By Dominic Casciani
BBC News community affairs
A committee of MPs has said failed asylum seekers are not being removed "anywhere near fast enough". BBC News explains the background.
The MPs want more failed asylum seekers deported
What does the report say?
MPs on the Public Accounts Committee say the UK's asylum policy has been undermined because the authorities are not removing applicants who have been found to have no grounds to seek refuge.
The MPs say the Home Office's immigration department cannot give a reliable figure for how many failed asylum seekers are in the UK, although estimates suggest between 150,000 and 283,000.
At current rates, says the report, it will take at least a decade to deport all those who currently have no right to stay.
What does the Home Office say?
It has come out fighting, with Immigration Minister Tony McNulty saying this is by no means the real story.
He says the figures in the report are two years out of date, and don't reflect the massive increase in removals seen in the past year.
Mr McNulty says the government is already doing, or "seriously considering", many of the MPs' recommendations.
Crucially, he argues that the removal system has hit the "tipping point", a target imposed by Prime Minister Tony Blair to ensure that monthly removals exceed the rate of new unfounded cases. Removal of failed asylum seekers hasn't happened as smoothly as it should, the minister admits, but he says the situation is rapidly improving.
Is the system in chaos?
Without a doubt there has been chaos in the asylum system, driven by an administrative crisis in how to deal with the massive rise in numbers that began in the 1990s.
Whether this was down to political mismanagement, official incompetence or factors beyond anyone's control depends to some degree on your political views.
However, numbers have now fallen back dramatically to their lowest level for a decade, while removals have stepped up a gear.
At the same time, Mr McNulty argues that for too long, ministers of all political persuasions did not offer political leadership on immigration, which has contributed to the problems.
But does the UK have an effective removal system?
The Home Office says it does, although the MPs' report suggests that part of the problem is that failed asylum seekers' applications, support and removal are dealt with separately, rather than together.

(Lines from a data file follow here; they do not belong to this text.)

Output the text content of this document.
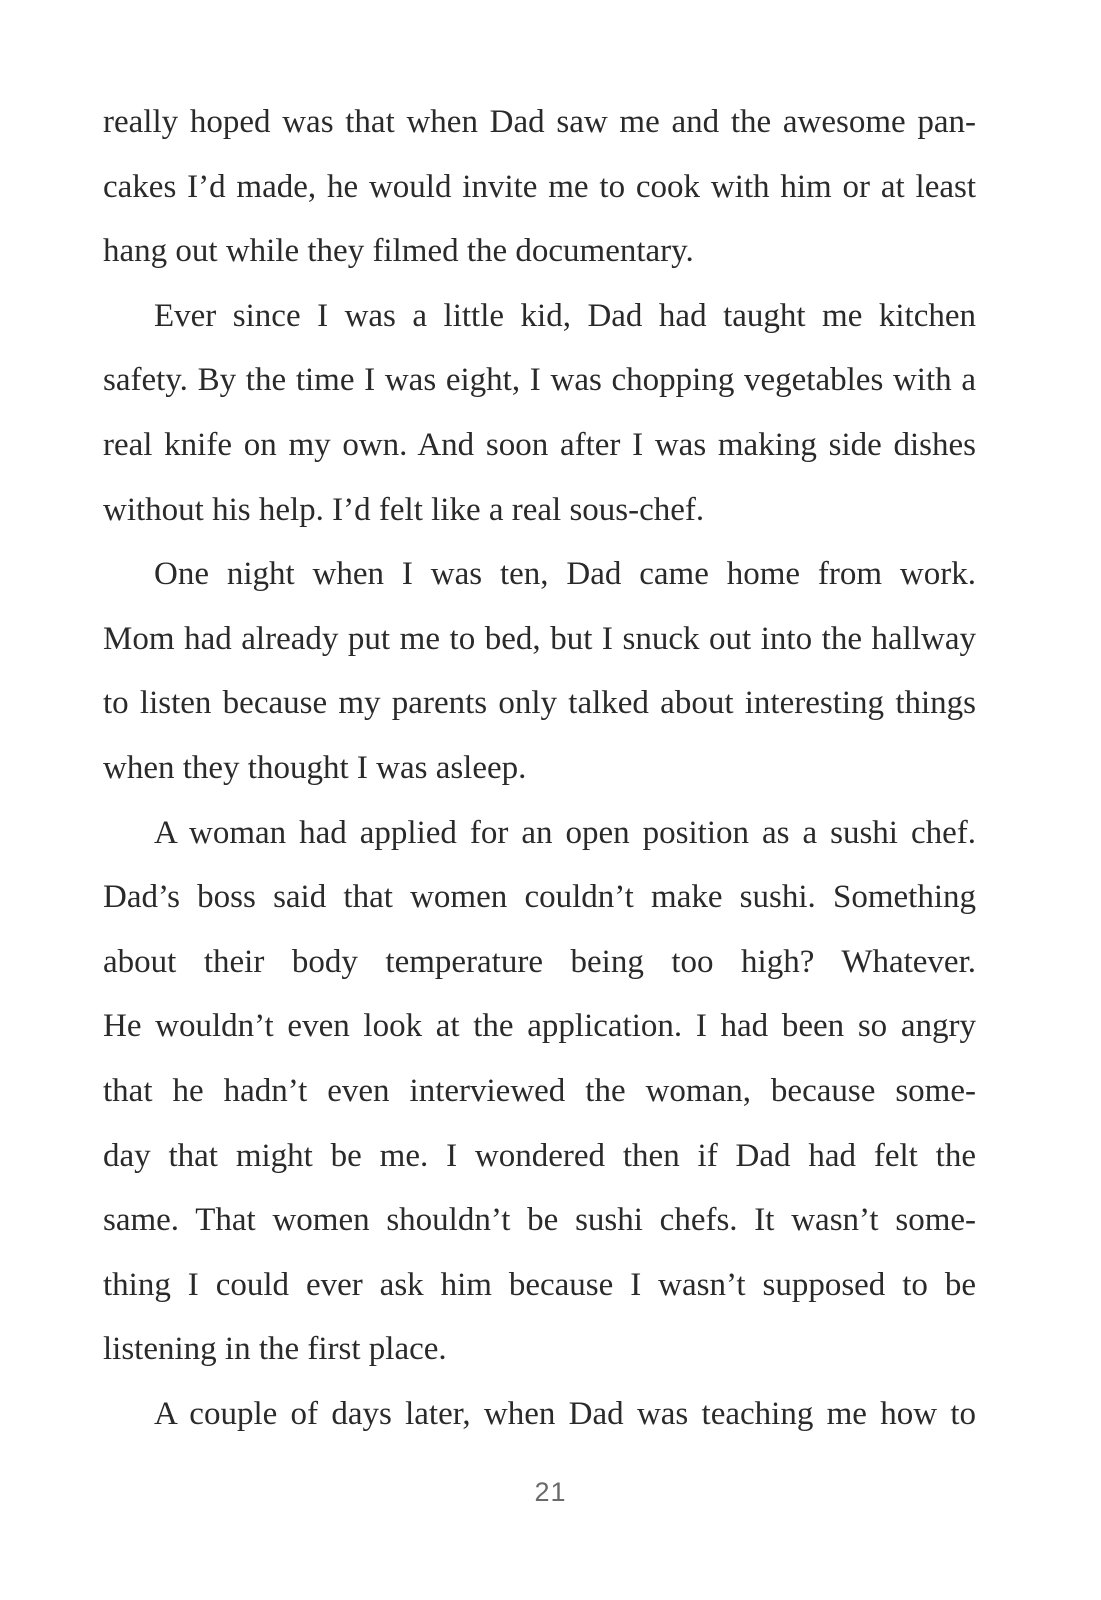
really hoped was that when Dad saw me and the awesome pan-
cakes I’d made, he would invite me to cook with him or at least
hang out while they filmed the documentary.
Ever since I was a little kid, Dad had taught me kitchen
safety. By the time I was eight, I was chopping vegetables with a
real knife on my own. And soon after I was making side dishes
without his help. I’d felt like a real sous-chef.
One night when I was ten, Dad came home from work.
Mom had already put me to bed, but I snuck out into the hallway
to listen because my parents only talked about interesting things
when they thought I was asleep.
A woman had applied for an open position as a sushi chef.
Dad’s boss said that women couldn’t make sushi. Something
about their body temperature being too high? Whatever.
He wouldn’t even look at the application. I had been so angry
that he hadn’t even interviewed the woman, because some-
day that might be me. I wondered then if Dad had felt the
same. That women shouldn’t be sushi chefs. It wasn’t some-
thing I could ever ask him because I wasn’t supposed to be
listening in the first place.
A couple of days later, when Dad was teaching me how to
21
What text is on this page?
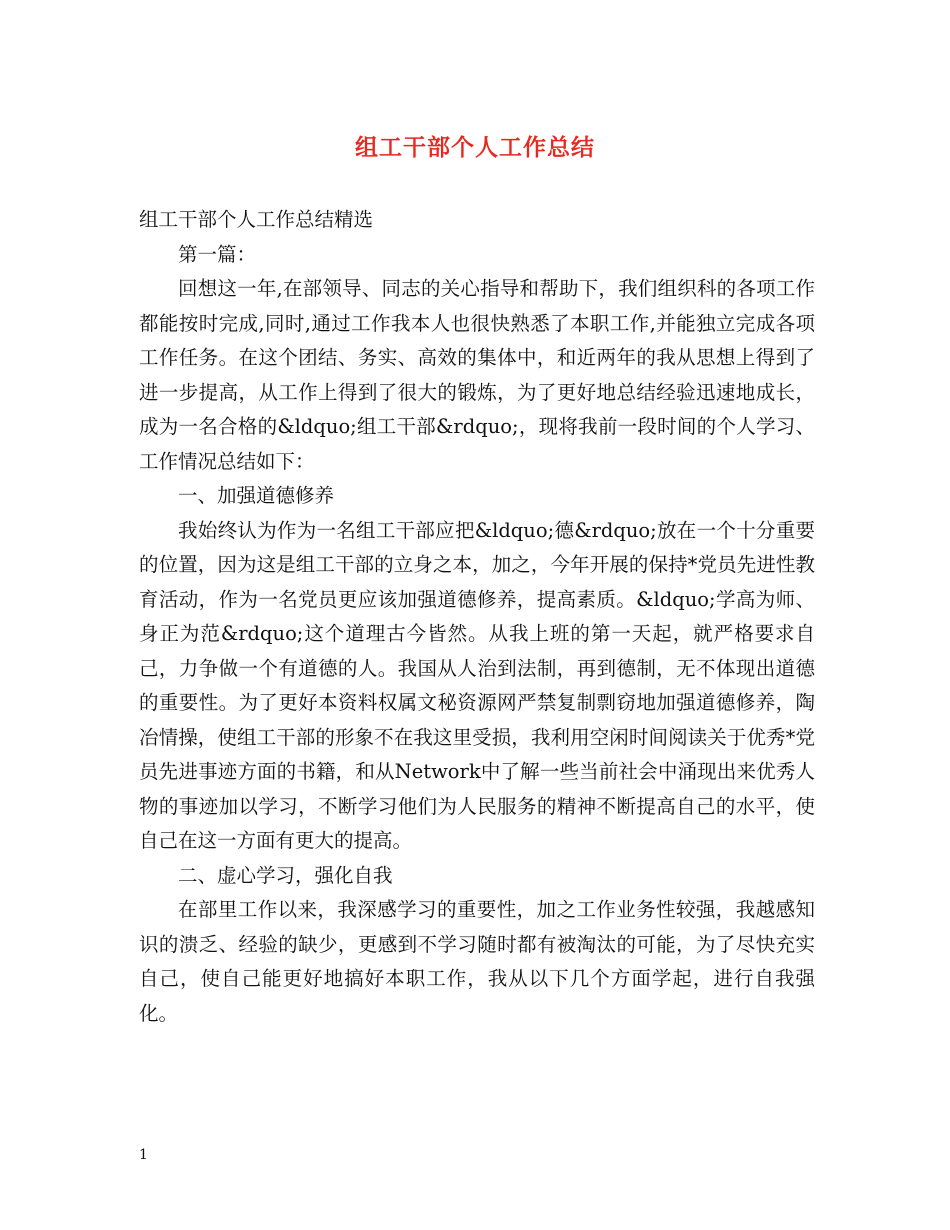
组工干部个人工作总结

组工干部个人工作总结精选

第一篇：

回想这一年,在部领导、同志的关心指导和帮助下，我们组织科的各项工作都能按时完成,同时,通过工作我本人也很快熟悉了本职工作,并能独立完成各项工作任务。在这个团结、务实、高效的集体中，和近两年的我从思想上得到了进一步提高，从工作上得到了很大的锻炼，为了更好地总结经验迅速地成长，成为一名合格的&ldquo;组工干部&rdquo;，现将我前一段时间的个人学习、工作情况总结如下：

一、加强道德修养

我始终认为作为一名组工干部应把&ldquo;德&rdquo;放在一个十分重要的位置，因为这是组工干部的立身之本，加之，今年开展的保持*党员先进性教育活动，作为一名党员更应该加强道德修养，提高素质。&ldquo;学高为师、身正为范&rdquo;这个道理古今皆然。从我上班的第一天起，就严格要求自己，力争做一个有道德的人。我国从人治到法制，再到德制，无不体现出道德的重要性。为了更好本资料权属文秘资源网严禁复制剽窃地加强道德修养，陶冶情操，使组工干部的形象不在我这里受损，我利用空闲时间阅读关于优秀*党员先进事迹方面的书籍，和从Network中了解一些当前社会中涌现出来优秀人物的事迹加以学习，不断学习他们为人民服务的精神不断提高自己的水平，使自己在这一方面有更大的提高。

二、虚心学习，强化自我

在部里工作以来，我深感学习的重要性，加之工作业务性较强，我越感知识的溃乏、经验的缺少，更感到不学习随时都有被淘汰的可能，为了尽快充实自己，使自己能更好地搞好本职工作，我从以下几个方面学起，进行自我强化。

1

The current removal system has two prongs: voluntary and forced. Voluntary removal depends on failed asylum seekers taking up offers to go home. Since January, the Home Office has offered up to £3,000 of cash and benefits to individuals leaving the UK.
By contrast, forced removal costs about £11,000 per person. It involves detention and, in many cases, expensive legal battles. Critically, detention does not automatically lead to removal.
Is the system changing?
Yes. Under the new system, piloted in Liverpool, a single case worker is responsible for an asylum seeker's application, from day one through to acceptance and settlement or rejection and removal.
The aim is to make the system much faster, rather than leaving people waiting around for months if not years for a final decision while the case passes from pillar to post.
The government has run a "fast-track" system at the Harmondsworth removal centre for some time. This deals with asylum applicants judged at the earliest of stages not to have a well-founded case for refugee status.
While asylum support groups have raised significant concerns about the fairness of fast-track, the new national system aims to pick up speed in a similar way by categorising applicants at an early stage.
What do asylum groups say?
The Refugee Council argues that "crackdowns" make good headlines but hopeless policy. It wants to see the Home Office shift investment from locking people up to improving decision-making. Up to a fifth of rejected applicants win on appeal, it says, something which builds delays and uncertainty into the system.
Many judges and lawyers have also felt frustration with the system, although often for very different reasons.
What kind of things have they said?
Mr Justice Hodge of the Asylum and Immigration Tribunal recently told MPs that immigration case officers needed extra training. He added he was surprised that when a judge overturned a decision, immigration officers were not sent the ruling so that they could learn from their mistakes.
Mr Justice Collins, a High Court judge who specialises in immigration law, has publicly criticised the asylum system. In a recent judgment, he said he "deplored" the Home Office's removal strategy. He suggested that where case workers delayed decisions, and then later rushed to remove, the courts became mired in unnecessary legal challenges, building in more delays such as orders preventing deportation. All of which, he said, was a waste of time and public money.